Preoperative diagnosis of Meckel’s diverticulum is very challenging and can be as low as 5.7% [11]. The introduction of a technetium-99m pertechnetate scan may help in correctly identifying Meckel’s diverticulum by being specific to its ectopic gastric mucosa. When in doubt, laparoscopy or laparotomy are the most definitive diagnostic modalities. Small bowel injury due to blunt abdominal trauma accounts for 1 to 7% of all intra-abdominal injuries in children. The most common injury is jejunum followed by ileum, duodenum, colon, and stomach injuries [12,13,14].

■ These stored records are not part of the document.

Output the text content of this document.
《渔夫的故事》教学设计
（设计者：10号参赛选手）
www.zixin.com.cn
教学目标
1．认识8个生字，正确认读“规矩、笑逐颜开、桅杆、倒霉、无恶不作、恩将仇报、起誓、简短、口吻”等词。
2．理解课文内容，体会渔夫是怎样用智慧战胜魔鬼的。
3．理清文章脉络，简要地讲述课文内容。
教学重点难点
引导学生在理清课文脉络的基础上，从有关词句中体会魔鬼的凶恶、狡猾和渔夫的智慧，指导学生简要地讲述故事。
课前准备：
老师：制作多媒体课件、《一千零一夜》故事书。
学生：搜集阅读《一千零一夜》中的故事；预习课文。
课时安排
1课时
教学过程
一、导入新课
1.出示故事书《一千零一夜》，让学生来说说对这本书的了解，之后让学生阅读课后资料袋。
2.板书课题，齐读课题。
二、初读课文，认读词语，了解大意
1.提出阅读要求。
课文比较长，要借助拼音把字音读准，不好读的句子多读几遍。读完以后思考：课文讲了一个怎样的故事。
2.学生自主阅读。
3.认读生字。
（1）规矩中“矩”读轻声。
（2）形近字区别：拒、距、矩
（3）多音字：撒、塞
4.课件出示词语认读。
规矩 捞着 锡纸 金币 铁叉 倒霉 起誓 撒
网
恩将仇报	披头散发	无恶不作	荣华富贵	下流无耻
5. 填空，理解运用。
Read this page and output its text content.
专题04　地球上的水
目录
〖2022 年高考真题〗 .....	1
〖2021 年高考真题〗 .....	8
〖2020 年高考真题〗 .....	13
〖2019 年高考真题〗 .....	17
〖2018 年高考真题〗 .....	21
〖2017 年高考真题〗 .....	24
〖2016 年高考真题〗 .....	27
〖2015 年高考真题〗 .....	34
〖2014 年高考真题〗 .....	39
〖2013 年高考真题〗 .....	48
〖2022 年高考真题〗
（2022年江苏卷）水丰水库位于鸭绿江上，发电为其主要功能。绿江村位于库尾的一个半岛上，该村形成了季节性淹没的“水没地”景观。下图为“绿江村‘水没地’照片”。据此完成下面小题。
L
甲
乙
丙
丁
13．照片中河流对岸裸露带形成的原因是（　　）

This low incidence along with the scarcity of Meckel’s diverticulum might be the reason behind the rarity of reports concerning both matters. To the best of our knowledge, the present report is the first to describe bleeding associated with Meckel’s diverticulum as a complication of blunt abdominal trauma. However, perforation and obstruction associated with Meckel’s diverticulum due to blunt abdominal trauma have been described by a few reports [1, 6,7,8]. Due to this low incidence, the suspicion of a bleeding Meckel’s diverticulum following blunt abdominal trauma is very low and rarely considered, which makes its diagnosis extremely difficult for surgeons and gastroenterologists. As an alternative treatment option, embolization of the bleeding mesenteric artery by interventional radiology could be considered. In this case, the deterioration of our patient’s hemodynamics, dropping Hb, and rising temperature, led us to opt for urgent surgical intervention as the more sensible option, and it proved to be successful.

Conclusions

Bleeding Meckel’s diverticulum due to blunt abdominal trauma is a rare surgical condition. Identifying bleeding as a complicated Meckel’s diverticulum can be challenging due to its low incidence and difficulties while making the diagnosis. The surgeon should always consider this as a differential diagnosis in cases of rectal bleeding following abdominal injury.